On May 25, the Pennsylvania Supreme Court—to whom prosecutors had appealed the case, after a lower appeals court voided the forfeiture, which meant Young was still out of her home as the case wound through the courts—sent the case back to lower court yet again, but with some strict new rules in place for this and future asset forfeitures.

Young is still not back in her home—and since the case was kicked back to lower court for review, there’s no timetable for when she can return.

But going forward, it will be more difficult for Pennsylvania to take other peoples’ homes, as the Philadelphia Inquirer reported.

First, the property seized has to be used “deliberately and repeatedly” in the commission of an offense. A forfeited property must also be proportional to the offense. A $54,000 house cannot be seized over $200 worth of marijuana, if the punishments and penalties for selling the marijuana don’t come close to the value of the house—and any disproportional seizure may be voiced under the Eighth Amendment, which is supposed to protect against excessive fines.

Second, and perhaps most importantly, there must be “strong evidence” that the home, car or other property to be seized was used in the commission of the crime—and that the owner knew and consented.

Think of it this way—would New York try to seize Trump Tower if a tenant was dealing drugs, or selling counterfeit Russian dolls?

The high court also had strong words for the trial court, which was dinged for not considering Young’s poor health, her stated desire to evict her son if he was caught using drugs—and cops’ failure to provide her any proof of her son dealing drugs when, after they showed up at her house with an arrest warrant in November 2009, she asked them for it.

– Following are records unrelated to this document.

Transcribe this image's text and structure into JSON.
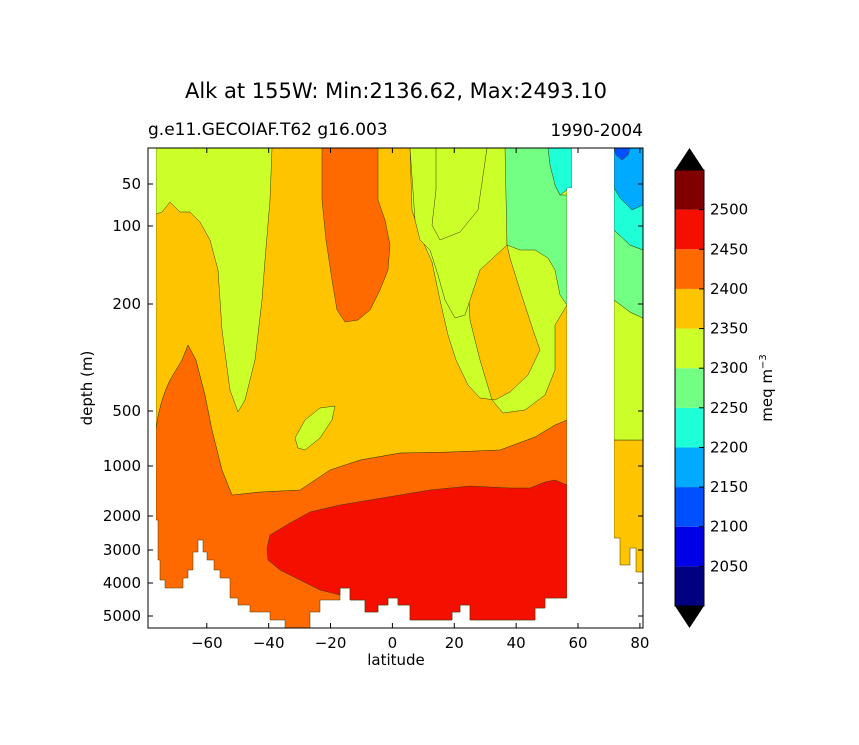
{
  "chart_data": {
    "type": "contour",
    "title": "Alk at 155W: Min:2136.62, Max:2493.10",
    "subtitle_left": "g.e11.GECOIAF.T62 g16.003",
    "subtitle_right": "1990-2004",
    "xlabel": "latitude",
    "ylabel": "depth (m)",
    "xlim": [
      -79,
      81
    ],
    "ylim": [
      5500,
      0
    ],
    "x_ticks": [
      -60,
      -40,
      -20,
      0,
      20,
      40,
      60,
      80
    ],
    "x_tick_labels": [
      "−60",
      "−40",
      "−20",
      "0",
      "20",
      "40",
      "60",
      "80"
    ],
    "y_ticks": [
      50,
      100,
      200,
      500,
      1000,
      2000,
      3000,
      4000,
      5000
    ],
    "y_tick_labels": [
      "50",
      "100",
      "200",
      "500",
      "1000",
      "2000",
      "3000",
      "4000",
      "5000"
    ],
    "colorbar": {
      "label_main": "meq m",
      "label_exp": "−3",
      "levels": [
        2000,
        2050,
        2100,
        2150,
        2200,
        2250,
        2300,
        2350,
        2400,
        2450,
        2500,
        2550
      ],
      "tick_values": [
        2050,
        2100,
        2150,
        2200,
        2250,
        2300,
        2350,
        2400,
        2450,
        2500
      ],
      "tick_labels": [
        "2050",
        "2100",
        "2150",
        "2200",
        "2250",
        "2300",
        "2350",
        "2400",
        "2450",
        "2500"
      ],
      "colors": [
        "#000080",
        "#0000e6",
        "#0050ff",
        "#00aaff",
        "#1effd8",
        "#73ff84",
        "#ccff2a",
        "#ffc400",
        "#ff6a00",
        "#f50f00",
        "#800000"
      ],
      "over_color": "#000000",
      "under_color": "#000000"
    },
    "regions": [
      {
        "name": "band-2400-2450",
        "level_min": 2400,
        "level_max": 2450,
        "color": "#ff6a00"
      },
      {
        "name": "band-2350-2400",
        "level_min": 2350,
        "level_max": 2400,
        "color": "#ffc400"
      },
      {
        "name": "band-2300-2350",
        "level_min": 2300,
        "level_max": 2350,
        "color": "#ccff2a"
      },
      {
        "name": "band-2250-2300",
        "level_min": 2250,
        "level_max": 2300,
        "color": "#73ff84"
      },
      {
        "name": "band-2200-2250",
        "level_min": 2200,
        "level_max": 2250,
        "color": "#1effd8"
      },
      {
        "name": "band-2150-2200",
        "level_min": 2150,
        "level_max": 2200,
        "color": "#00aaff"
      },
      {
        "name": "band-2100-2150",
        "level_min": 2100,
        "level_max": 2150,
        "color": "#0050ff"
      },
      {
        "name": "band-2450-2500",
        "level_min": 2450,
        "level_max": 2500,
        "color": "#f50f00"
      }
    ]
  }
}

“The trial should have considered what was reasonable under these circumstances,” the Supreme Court judges wrote.

“It is a mandate for the government and to law enforcement and a victory for civil liberties,” said attorney Jessica Anthony, one of the lawyers who argued Young’s case before the state Supreme Court, in comments to the Inquirer.

However, all’s not well—yet.

Asset forfeiture laws are still in place—and, if what Donald Trump told a Texas county sheriff is to be believed, they aren’t going anywhere quite yet.

Still, anything that will make it more difficult for police and prosecutors to take away peoples’ homes for other peoples’ conduct is welcome. What would be even better is Pennsylvania giving up and walking away from Elizabeth Young’s home.